In networked environments, it burdens everyone else whose data is now vulnerable as well. I cannot tell you how many organizational disasters start with Linda in Accounting clicking on an attachment, which installs an executable, which then... Well, you get it.
And for the hundreth millionth billionth time: This is NOT about malware or viruses. Those only really affect you for the most part and they can actually teach you quite a bit about the value of security and data redundancy like backups. Heck, you know how many genius hackers are working on viruses that compromise Windows 98? NONE. This is about kernel and userland vulnerabilities. It's about outdated cryptography. It's about 0-day privilege escalations.
Malicious parties want to USE your computer, not destroy it. By using an unsupported OS you are greatly increasing the opportunities for these ne'er-do-wells to get what they want.
This is all much more important for those of us with our grubby little hands on servers than it is for the home desktop user. The fact(s) that we HAVE the knowledge about how these vulnerabilities manifest and that we HAVE to be vigilant constantly to stave off malicious parties can lead us to be especially vocal when people are doing something that is very, very, very unwise.
I want to help the people running unsupported OS's understand why it is important to upgrade, and I want to help minimize the impact that malicious parties' efforts have on all of us.
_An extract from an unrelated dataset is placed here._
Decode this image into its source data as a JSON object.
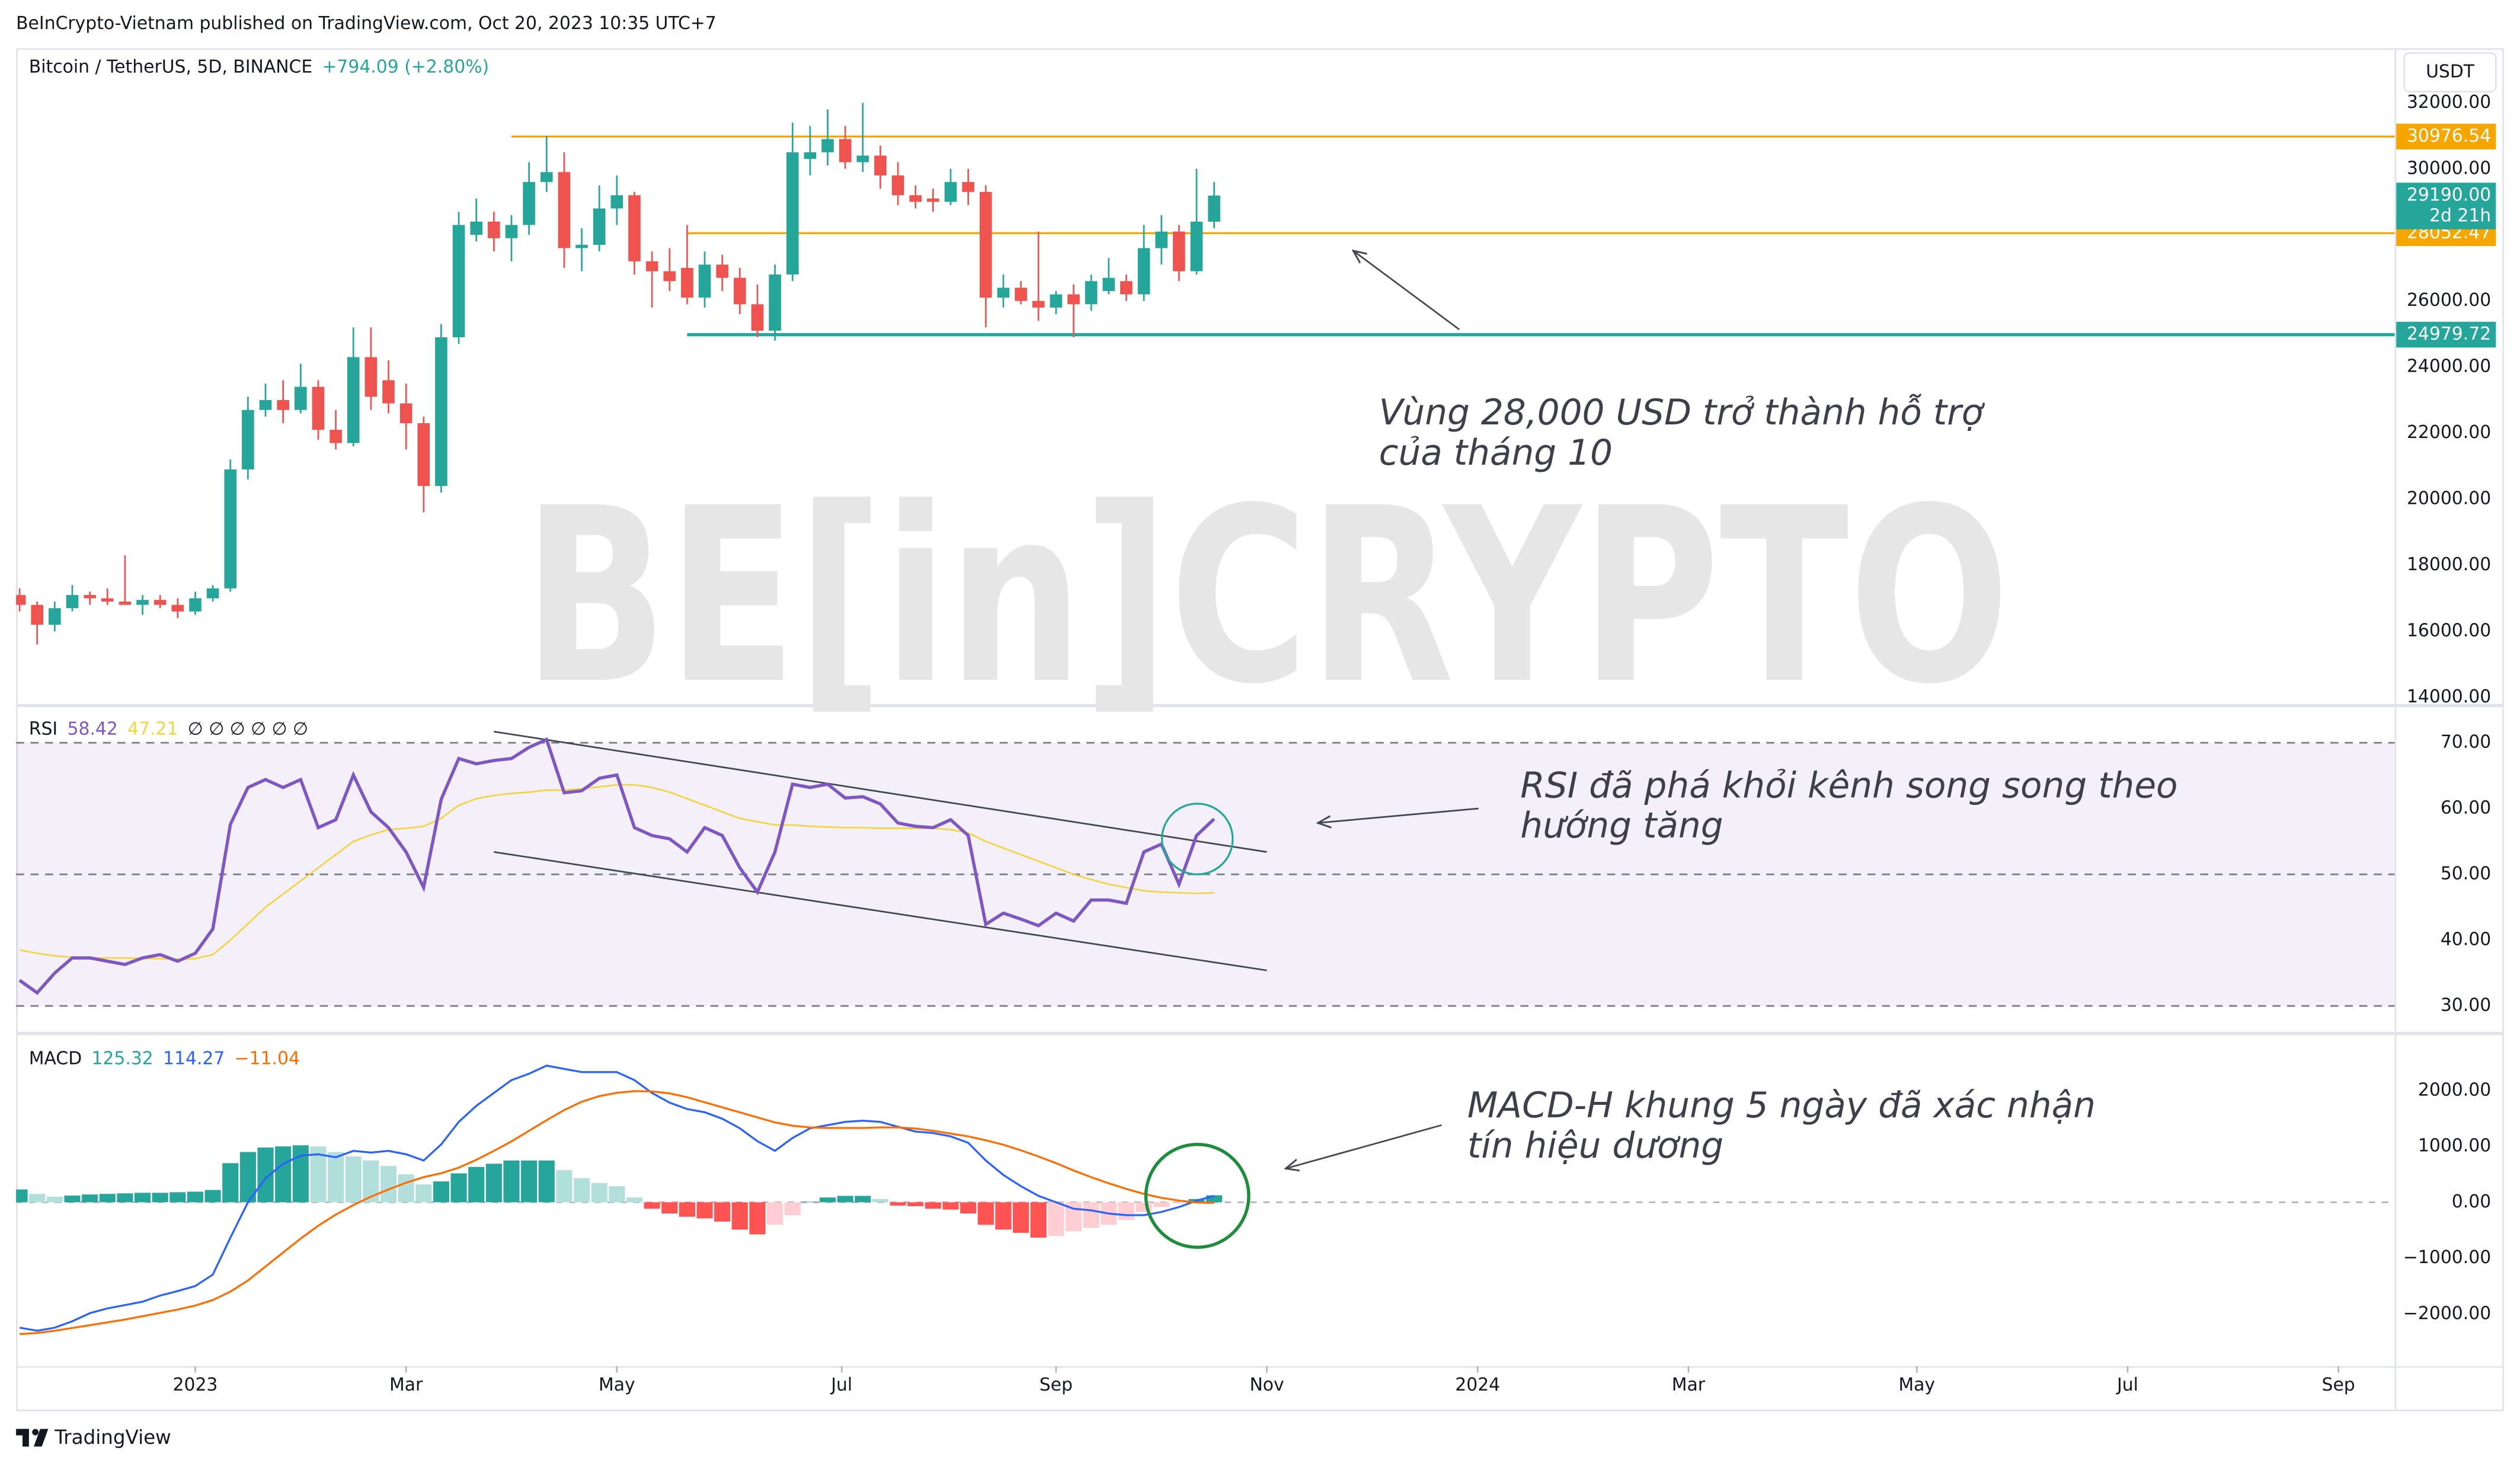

There are those of us on this forum who have knowledge about many, many things and it is generous of them to give of that knowledge to the rest of us. Everyone has the freedom to disregard quality advice and make whatever decisions they want. But in an ever-increasingly interconnected world we are seeing small groups of people with the power to just mess everything up for everyone else.
With that said, the human who operates the operating system is far, far, far more likely to be the weak link in the security armour than an unpatched OS. Grandmas every day are losing their life savings because of email scams. One "grandparent scam" was stopped in my area very recently. The people responsible for these scams were using compromised cloud email (read: Gmail, Outlook) accounts for which they'd obtained the passwords fraudulently. These things have nothing to do with OS's; it's just relentless deceit. The world is not going to end because someone is still using Windows 7.
But at some point the frustration comes with the endless stream of arguments and rationalizations from people who are challenging the validity of the advice; arguments that make it unambiguously clear that the arguer's understanding is woefully shy of "adequate".
But please, guys, please just use a supported OS. And if you really want to develop an understanding about what goes into keeping an OS safe, read some of the changelogs and CVE's for patches that come in. Windows usually has KB******* unique identifiers for issues and are easy to look up. Usually, in reasonably plain English, the patch's contributor will provide a description of what issue they're addressing.